Metropolitan News-Enterprise

 

Wednesday, April 9, 2008

 

Page 3

 

Commissioner Ronald J. Slick Retires, Czuleger Calls Election for Post

 

By STEVEN M. ELLIS, Staff Writer

 

Los Angeles Superior Court Commissioner Ronald J. Slick has retired after 12 years on the bench, prompting the court’s presiding judge to order a prompt election for his successor.

Slick, of Long Beach, left office March 31, a court spokesperson told the MetNews.

A 1972 admittee to the State Bar of California, Slick attended law school at Pepperdine, and represented criminal defendants before being elected commissioner by judges of the Superior Court in 1996.

The California Supreme Court held in 1992 that Slick had provided ineffective assistance at trial to Robert Paul Wilson, who was sentenced to death for the 1984 robbery and murder of Arizona tool salesman Roy Swader. Throwing out Wilson’s death sentence, the court said that Slick should have objected to the admission of taped telephone conversations involving the potential killing of a witness who identified Wilson as having been with the victim in Indio just before the murder.

The State Bar’s Web site indicates, however, that Slick was not the subject of any public discipline or administrative action in connection with the matter, and Wilson subsequently received a second death sentence, after a new trial, which the Supreme Court upheld on appeal.
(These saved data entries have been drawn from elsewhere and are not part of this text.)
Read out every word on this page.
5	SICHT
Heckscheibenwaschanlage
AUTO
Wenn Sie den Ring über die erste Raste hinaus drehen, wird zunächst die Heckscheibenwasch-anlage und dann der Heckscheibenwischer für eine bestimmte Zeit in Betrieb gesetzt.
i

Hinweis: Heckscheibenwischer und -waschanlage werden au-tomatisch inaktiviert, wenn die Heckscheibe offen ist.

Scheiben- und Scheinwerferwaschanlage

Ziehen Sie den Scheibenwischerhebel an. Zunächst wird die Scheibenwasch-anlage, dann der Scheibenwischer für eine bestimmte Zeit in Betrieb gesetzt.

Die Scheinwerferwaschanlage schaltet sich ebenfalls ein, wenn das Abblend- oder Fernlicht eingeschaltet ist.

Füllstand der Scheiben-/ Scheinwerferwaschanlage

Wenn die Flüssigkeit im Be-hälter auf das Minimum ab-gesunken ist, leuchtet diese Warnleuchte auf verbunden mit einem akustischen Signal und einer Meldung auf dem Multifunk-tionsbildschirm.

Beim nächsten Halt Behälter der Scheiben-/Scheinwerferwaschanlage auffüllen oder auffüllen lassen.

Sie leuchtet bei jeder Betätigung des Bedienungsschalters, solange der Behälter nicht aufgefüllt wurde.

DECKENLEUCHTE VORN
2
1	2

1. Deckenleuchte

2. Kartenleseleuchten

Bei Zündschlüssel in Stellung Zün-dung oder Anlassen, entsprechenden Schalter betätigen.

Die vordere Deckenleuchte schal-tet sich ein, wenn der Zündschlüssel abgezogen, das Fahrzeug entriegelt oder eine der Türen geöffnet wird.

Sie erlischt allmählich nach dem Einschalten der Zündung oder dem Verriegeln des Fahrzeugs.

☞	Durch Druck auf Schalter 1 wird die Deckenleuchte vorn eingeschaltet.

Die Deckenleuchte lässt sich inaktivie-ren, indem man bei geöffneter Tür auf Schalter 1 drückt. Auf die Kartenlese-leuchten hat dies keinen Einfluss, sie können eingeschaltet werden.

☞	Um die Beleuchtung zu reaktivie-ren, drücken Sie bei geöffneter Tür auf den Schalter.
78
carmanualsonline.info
Slick’s retirement brings to four the number of currently vacant commissioner posts on the Los Angeles Superior Court. Commissioners Albert J. Garcia, Richard A. Curtis, Gary A. Polinsky and Victor I. Reichman have also retired in the last month, although Polinsky’s position was filled last week when the court’s judges chose Sharon L. Miller to replace him in an election called by Presiding Judge J. Stephen Czuleger.

It also raises questions about which posts will be converted into judgeships under AB 159.

Enacted last year, the measure provides for the conversion of up to 162 subordinate judicial officer positions, including commissioner posts, into judgeships to be filled by the governor. Sixteen positions statewide are to be converted by June 30 of this year, and up to 16 vacant positions are to be converted each fiscal year hereafter.

Pursuant to the law, the Judicial Council in December adopted a methodology for identifying positions for conversion according to judicial need that requires courts to notify the Administrative Office of the Court promptly upon confirmation that a position eligible for conversion has or will become vacant, and provide the anticipated date of vacancy. 

Courts are prohibited under the scheme from filling a position until the council’s Executive and Planning Committee decides whether to convert it. The council’s methodology does not set a deadline by which the committee must act, but the committee has the ability to approve the appointment of temporary subordinate judicial officers to fill converted positions pending an appointment by the governor.

In a report released in connection with the announcement of the methodology, the council had indicated that two vacant commissioner positions in the Los Angeles Superior Court would be converted into judgeships by the end of this fiscal year.

Czuleger told the MetNews that Reichman’s position would be one of the two, but said that he had decided to fill Slick’s post by calling an election and had already directed that ballots be sent to judges for that purpose. Westside attorney Alan Rubin of Rubin & Adelson is expected to prevail, based on the court’s tradition of selecting the highest-ranked candidate on the list of nominees.

Calls to the Judicial Council seeking comment on Czuleger’s decision to fill the post were not returned.

Czuleger also said he did not know whether either of the remaining vacant positions—those previously held by Garcia and Curtis—would be filled by election or converted, saying that he was negotiating with the council for authority to fill vacant positions rather than leave them open while the council determines whether to convert them and, if so, while the governor then decides who to appoint.

“I can fill them within a month,” Czuleger said, noting the council’s methodology could impede court operations because the conversion of a particular commissionership could take “months to approve,” followed by “months more” until the governor fills the post.